Le 654e anniversaire de la mort du roi Jean de Luxembourg
Le 26 août, jour anniversaire de la mort du roi tchèque Jean de Luxembourg, une messe fut célébrée à la cathédrale Saint-Guy, au Château de Prague. Selon l'écrivain Jan Smid, qui a pris cette initiative, le roi Jean souhaitait les offices pour lui-même et sa famille en raison de la donation qu'il avait faite, en 1341, celle d'édifier la cathédrale Saint-Guy. Ce roi est né sous le signe du Lion, il est mort sous le signe du Lion, mais surtout, il a vécu sous le signe du Lion: pendant 36 ans, il protégeait le pays tchèque devant l'intrusion de mercenaires étrangers. Le 26 août 1346, Jean de Luxembourg a fini ses jours par la mort la plus glorieuse d'un roi dans notre histoire, sur le champ de bataille de Crécy. Grâce à lui, le Royaume tchèque a vécu, pendant 36 longues années, une période de calme et d'essor, au milieu d'une Europe agitée. Cette période aurait pu être plus longue si le roi n'avait pas été fidèle à sa parole de chevalier qui l'empêcha de s'éloigner d'une bataille perdue d'avance. Non seulement Prague, mais aussi la ville de Crécy organise des commémorations en hommage de Jean de Luxembourg, y compris la reconstitution de la bataille mémorable. Ainsi, cette page d'histoire ne peut ne pas remémorer l'époque du règne de ce roi de la dynastie des Luxembourg sur le trône tchèque.

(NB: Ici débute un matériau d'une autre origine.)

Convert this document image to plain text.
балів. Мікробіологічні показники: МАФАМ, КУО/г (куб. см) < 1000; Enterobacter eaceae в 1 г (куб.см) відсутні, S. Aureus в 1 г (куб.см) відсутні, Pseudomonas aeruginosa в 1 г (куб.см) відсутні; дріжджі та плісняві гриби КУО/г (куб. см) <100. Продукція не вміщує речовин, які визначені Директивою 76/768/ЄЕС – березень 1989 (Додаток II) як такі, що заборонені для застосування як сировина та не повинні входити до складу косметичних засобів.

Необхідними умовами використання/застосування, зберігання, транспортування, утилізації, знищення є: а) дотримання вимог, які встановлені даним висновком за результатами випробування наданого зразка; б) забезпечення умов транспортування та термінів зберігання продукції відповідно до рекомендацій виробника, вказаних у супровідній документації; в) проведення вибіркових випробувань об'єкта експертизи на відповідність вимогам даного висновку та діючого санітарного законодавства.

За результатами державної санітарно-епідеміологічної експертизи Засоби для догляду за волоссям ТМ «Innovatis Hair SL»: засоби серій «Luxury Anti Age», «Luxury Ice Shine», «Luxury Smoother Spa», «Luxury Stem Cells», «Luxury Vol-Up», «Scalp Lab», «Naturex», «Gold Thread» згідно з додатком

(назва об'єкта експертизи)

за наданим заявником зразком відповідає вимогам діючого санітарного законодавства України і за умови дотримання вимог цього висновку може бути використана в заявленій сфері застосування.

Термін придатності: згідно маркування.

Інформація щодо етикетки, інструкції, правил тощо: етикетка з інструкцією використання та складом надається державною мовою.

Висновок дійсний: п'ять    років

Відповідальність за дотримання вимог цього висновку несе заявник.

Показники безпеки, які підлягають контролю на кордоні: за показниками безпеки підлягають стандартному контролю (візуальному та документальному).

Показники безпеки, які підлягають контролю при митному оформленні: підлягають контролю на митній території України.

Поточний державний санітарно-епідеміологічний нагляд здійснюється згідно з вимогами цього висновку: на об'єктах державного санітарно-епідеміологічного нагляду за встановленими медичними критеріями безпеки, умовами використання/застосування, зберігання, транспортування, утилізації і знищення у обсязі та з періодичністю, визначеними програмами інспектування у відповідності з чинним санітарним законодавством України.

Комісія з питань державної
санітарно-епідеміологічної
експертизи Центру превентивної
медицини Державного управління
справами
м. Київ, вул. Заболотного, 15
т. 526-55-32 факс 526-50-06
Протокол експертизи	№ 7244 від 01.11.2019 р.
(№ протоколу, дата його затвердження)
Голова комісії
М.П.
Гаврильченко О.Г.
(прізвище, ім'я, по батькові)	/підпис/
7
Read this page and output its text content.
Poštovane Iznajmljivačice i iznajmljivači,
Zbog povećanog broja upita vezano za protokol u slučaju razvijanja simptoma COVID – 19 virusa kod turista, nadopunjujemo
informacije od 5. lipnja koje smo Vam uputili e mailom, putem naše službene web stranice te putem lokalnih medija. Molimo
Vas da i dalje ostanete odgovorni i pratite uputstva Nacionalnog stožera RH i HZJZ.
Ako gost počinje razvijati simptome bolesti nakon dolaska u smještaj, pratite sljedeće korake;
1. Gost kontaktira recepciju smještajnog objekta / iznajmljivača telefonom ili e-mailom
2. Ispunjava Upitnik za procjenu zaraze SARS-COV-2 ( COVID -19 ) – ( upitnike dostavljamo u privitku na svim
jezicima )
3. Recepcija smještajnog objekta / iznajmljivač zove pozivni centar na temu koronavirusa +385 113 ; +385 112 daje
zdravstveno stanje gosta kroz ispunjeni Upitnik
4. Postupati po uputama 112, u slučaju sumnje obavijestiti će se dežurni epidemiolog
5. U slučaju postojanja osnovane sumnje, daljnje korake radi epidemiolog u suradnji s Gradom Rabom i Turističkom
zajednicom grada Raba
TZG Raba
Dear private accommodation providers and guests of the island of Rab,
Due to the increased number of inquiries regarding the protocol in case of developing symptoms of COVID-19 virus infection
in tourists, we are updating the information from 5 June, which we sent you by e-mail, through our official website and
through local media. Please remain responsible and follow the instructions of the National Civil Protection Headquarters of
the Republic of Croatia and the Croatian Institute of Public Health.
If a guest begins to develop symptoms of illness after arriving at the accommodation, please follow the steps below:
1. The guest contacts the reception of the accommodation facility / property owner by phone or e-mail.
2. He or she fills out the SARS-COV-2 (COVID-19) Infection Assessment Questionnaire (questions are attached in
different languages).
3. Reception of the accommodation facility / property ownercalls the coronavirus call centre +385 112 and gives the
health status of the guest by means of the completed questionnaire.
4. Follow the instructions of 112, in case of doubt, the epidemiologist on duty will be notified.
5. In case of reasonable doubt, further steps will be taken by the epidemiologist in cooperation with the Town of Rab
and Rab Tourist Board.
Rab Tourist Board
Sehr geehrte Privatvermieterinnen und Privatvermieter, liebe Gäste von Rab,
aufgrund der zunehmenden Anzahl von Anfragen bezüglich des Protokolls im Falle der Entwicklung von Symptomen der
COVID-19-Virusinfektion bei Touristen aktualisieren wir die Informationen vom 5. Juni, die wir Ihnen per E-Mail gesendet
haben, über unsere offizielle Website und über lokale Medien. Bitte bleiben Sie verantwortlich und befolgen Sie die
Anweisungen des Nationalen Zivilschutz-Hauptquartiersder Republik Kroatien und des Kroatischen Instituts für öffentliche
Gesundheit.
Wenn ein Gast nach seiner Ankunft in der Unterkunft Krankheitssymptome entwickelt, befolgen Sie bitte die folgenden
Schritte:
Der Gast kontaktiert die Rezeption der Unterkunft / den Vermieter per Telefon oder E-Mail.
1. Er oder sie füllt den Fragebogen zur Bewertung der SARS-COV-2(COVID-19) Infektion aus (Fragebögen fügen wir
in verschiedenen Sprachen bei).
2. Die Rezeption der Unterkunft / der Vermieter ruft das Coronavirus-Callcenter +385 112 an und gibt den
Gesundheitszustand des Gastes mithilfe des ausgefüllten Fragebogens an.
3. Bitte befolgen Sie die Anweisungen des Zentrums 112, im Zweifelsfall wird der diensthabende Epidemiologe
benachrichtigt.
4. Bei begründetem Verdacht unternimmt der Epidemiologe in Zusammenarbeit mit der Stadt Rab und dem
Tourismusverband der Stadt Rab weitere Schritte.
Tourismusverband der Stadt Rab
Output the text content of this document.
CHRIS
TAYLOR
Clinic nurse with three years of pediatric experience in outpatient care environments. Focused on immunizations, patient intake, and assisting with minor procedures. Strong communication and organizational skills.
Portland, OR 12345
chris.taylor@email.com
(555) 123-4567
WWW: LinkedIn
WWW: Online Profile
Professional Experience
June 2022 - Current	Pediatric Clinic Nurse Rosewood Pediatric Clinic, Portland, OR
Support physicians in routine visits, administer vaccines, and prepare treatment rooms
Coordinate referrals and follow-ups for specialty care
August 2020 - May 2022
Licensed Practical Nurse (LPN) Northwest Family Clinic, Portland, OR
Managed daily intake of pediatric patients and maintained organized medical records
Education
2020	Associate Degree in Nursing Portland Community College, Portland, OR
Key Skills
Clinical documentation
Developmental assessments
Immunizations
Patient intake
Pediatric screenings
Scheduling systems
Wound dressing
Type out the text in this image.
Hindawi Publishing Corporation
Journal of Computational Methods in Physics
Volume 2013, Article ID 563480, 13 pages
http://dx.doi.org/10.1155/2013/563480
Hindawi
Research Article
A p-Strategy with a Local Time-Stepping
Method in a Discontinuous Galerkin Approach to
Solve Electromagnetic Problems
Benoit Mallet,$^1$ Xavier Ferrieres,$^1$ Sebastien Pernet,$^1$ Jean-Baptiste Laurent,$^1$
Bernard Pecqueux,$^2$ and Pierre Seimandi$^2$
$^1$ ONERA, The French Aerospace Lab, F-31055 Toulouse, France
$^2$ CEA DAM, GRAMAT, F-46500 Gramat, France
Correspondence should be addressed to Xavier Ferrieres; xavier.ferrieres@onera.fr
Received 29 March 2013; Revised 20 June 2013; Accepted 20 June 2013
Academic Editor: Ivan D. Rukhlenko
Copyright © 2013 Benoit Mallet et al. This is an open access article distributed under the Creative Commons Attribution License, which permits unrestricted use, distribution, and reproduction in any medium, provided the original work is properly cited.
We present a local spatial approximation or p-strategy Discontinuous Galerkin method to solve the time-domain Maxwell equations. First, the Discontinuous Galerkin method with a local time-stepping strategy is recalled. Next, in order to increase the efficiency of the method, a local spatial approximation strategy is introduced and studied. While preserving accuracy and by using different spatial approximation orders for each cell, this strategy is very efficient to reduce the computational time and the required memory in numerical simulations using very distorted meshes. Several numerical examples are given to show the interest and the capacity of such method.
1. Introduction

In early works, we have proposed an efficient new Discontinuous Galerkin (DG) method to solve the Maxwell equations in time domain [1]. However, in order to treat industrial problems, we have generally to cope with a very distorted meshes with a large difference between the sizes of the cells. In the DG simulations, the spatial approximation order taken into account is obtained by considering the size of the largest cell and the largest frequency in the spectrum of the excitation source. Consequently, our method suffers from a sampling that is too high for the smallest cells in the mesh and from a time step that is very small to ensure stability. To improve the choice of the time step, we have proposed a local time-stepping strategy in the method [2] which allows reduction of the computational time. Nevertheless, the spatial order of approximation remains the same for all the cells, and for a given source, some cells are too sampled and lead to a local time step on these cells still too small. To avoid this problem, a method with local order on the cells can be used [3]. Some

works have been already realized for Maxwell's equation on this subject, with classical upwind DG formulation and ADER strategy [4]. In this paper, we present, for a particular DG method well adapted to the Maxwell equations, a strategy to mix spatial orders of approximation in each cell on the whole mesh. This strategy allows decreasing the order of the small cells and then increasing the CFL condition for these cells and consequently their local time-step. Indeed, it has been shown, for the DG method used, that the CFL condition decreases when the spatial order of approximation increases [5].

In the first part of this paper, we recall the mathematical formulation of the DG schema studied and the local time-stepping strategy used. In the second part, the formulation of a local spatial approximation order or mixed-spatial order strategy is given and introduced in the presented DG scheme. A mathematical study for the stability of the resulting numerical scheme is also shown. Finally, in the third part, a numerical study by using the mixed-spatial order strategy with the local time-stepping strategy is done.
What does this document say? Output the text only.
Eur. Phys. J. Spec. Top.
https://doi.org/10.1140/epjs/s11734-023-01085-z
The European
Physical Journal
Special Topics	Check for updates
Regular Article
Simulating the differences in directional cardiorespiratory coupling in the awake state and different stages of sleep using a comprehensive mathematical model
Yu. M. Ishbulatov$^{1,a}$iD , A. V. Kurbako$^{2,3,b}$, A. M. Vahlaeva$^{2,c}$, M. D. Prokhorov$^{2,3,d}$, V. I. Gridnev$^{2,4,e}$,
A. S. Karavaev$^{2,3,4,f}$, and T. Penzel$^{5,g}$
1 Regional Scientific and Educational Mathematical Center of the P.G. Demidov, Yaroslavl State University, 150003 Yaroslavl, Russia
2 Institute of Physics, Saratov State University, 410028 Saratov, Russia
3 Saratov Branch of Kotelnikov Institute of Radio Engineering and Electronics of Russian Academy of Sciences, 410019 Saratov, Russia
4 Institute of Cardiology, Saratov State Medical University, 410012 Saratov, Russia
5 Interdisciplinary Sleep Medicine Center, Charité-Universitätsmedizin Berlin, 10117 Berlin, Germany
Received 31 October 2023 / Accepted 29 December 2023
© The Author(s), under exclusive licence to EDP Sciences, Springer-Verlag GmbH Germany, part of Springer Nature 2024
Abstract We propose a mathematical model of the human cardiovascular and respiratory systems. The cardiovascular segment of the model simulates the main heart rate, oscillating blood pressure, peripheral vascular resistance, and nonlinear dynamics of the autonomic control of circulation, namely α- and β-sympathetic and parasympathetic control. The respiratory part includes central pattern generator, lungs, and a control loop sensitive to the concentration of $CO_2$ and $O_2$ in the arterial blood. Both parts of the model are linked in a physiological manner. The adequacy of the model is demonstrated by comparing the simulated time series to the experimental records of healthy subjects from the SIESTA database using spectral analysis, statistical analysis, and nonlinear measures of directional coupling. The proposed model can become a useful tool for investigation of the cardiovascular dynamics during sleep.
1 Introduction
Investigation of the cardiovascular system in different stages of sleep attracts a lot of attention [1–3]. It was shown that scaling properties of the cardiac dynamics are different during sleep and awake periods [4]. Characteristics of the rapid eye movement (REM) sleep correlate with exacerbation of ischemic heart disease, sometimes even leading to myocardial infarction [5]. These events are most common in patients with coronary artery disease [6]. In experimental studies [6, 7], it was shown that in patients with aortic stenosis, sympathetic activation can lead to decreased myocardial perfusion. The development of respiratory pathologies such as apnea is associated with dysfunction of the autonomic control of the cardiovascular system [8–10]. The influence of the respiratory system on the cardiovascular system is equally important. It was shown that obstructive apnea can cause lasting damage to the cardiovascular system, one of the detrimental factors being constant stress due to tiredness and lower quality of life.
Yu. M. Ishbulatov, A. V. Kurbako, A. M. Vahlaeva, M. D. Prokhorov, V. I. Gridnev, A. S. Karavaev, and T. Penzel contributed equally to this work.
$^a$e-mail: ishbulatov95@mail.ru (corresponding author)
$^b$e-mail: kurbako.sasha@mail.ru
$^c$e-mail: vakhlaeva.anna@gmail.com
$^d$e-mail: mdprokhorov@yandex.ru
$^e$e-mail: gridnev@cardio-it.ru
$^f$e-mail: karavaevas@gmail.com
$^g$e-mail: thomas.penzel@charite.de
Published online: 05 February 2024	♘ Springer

Jean de Luxembourg a trouvé la mort dans la bataille de Crécy le 26 août 1346, dans les rangs des Français où, malgré sa cécité, il avait vaillamment combattu contre le roi anglais Edouard III. La mort du roi aveugle a inspiré des chroniqueurs qui en avaient fourni des témoignages allant de l'authenticité à la légende, expression de respect et surtout d'admiration. Le milieu tchèque cependant ne suivait toujours pas avec trop de sympathie la diplomatie européenne de Jean de Luxembourg, appelé roi étranger. Il est vrai que le jeune roi ne s'est pas identifié entièrement au milieu tchèque. Ses présences plutôt sporadiques, il faut les expliquer avant tout par l'intérêt pour la richesse du royaume, nécessaire pour financer ses expéditions de guerre en Italie, en Allemagne et en France. Car la paix fut en danger permanent en cette période-là, dans les pays tchèques aussi bien qu'au Luxembourg et dans les pays avoisinants. Mais c'est grâce à ces expéditions justement, et aux négociations diplomatiques de Jean de Luxembourg, que le Royaume de Bohême a gagné en renommée dans les milieux politiques de la cour pontificale et auprès des rois européens.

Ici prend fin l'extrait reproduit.